Always hire professional garage door repair service providers based on references and reviews of their work. Try to see their actual work whenever possible to know what you can expect in your home.

You will save money in the long run

Outside of the savings possibilities with supplies and materials, a garage door installation and repair completed correctly reduces ongoing inspection and maintenance costs. Therefore, your long-term costs may be double that of a professionally installed project when the work isn’t performed to code.

When a contractor doesn’t get it right, you have options to be made whole as well. In regions where surety bonds are a requirement of the contracting license, you could potentially hire a different contractor using bond funds if the work doesn’t meet expectations.

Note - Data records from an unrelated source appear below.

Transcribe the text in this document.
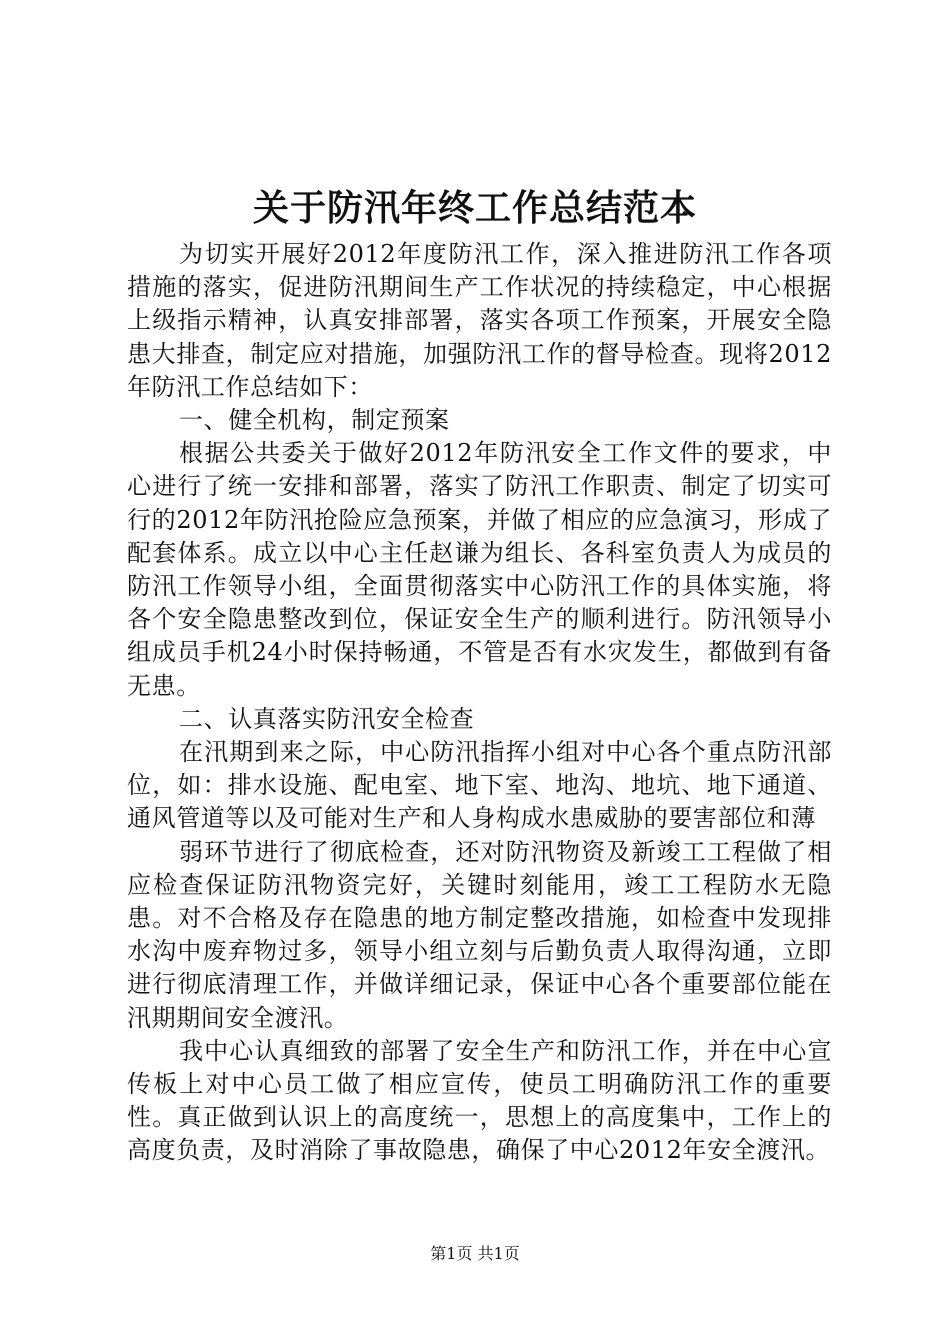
关于防汛年终工作总结范本

为切实开展好2012年度防汛工作，深入推进防汛工作各项措施的落实，促进防汛期间生产工作状况的持续稳定，中心根据上级指示精神，认真安排部署，落实各项工作预案，开展安全隐患大排查，制定应对措施，加强防汛工作的督导检查。现将2012年防汛工作总结如下：

一、健全机构，制定预案

根据公共委关于做好2012年防汛安全工作文件的要求，中心进行了统一安排和部署，落实了防汛工作职责、制定了切实可行的2012年防汛抢险应急预案，并做了相应的应急演习，形成了配套体系。成立以中心主任赵谦为组长、各科室负责人为成员的防汛工作领导小组，全面贯彻落实中心防汛工作的具体实施，将各个安全隐患整改到位，保证安全生产的顺利进行。防汛领导小组成员手机24小时保持畅通，不管是否有水灾发生，都做到有备无患。

二、认真落实防汛安全检查

在汛期到来之际，中心防汛指挥小组对中心各个重点防汛部位，如：排水设施、配电室、地下室、地沟、地坑、地下通道、通风管道等以及可能对生产和人身构成水患威胁的要害部位和薄

弱环节进行了彻底检查，还对防汛物资及新竣工工程做了相应检查保证防汛物资完好，关键时刻能用，竣工工程防水无隐患。对不合格及存在隐患的地方制定整改措施，如检查中发现排水沟中废弃物过多，领导小组立刻与后勤负责人取得沟通，立即进行彻底清理工作，并做详细记录，保证中心各个重要部位能在汛期期间安全渡汛。

我中心认真细致的部署了安全生产和防汛工作，并在中心宣传板上对中心员工做了相应宣传，使员工明确防汛工作的重要性。真正做到认识上的高度统一，思想上的高度集中，工作上的高度负责，及时消除了事故隐患，确保了中心2012年安全渡汛。

第1页 共1页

The Next Steps to Take with Your Garage Door

Reputable garage door repair companies always follow current safety standards, regulations, and guidelines. They install various makes and models in ways that meet or exceed current expectations. These companies work with you to secure whatever permits are necessary for the project. Then they bring their expertise into your home to ensure your garage door operates safely and provides the security you require.

The Bottom Line

Ongoing inspection and garage door maintenance may prevent accidental injuries or damage occurring.  Although no professional service provider or manufactured product can anticipate all interactions, an adequately installed and regularly maintained garage door will proactively stop several potential injury or damage occurrences.

One comment

  1. My garage door hasn’t been working very well lately, mostly getting stuck randomly and not rising or falling like it should. Your tips for how to troubleshoot will really help, especially where you talk about testing the infrared sensors to ensure that they’re triggering properly. If that doesn’t seem to be the problem causing the halts, I’ll probably check the motor next or else have a repair service come and look at it, as you suggest.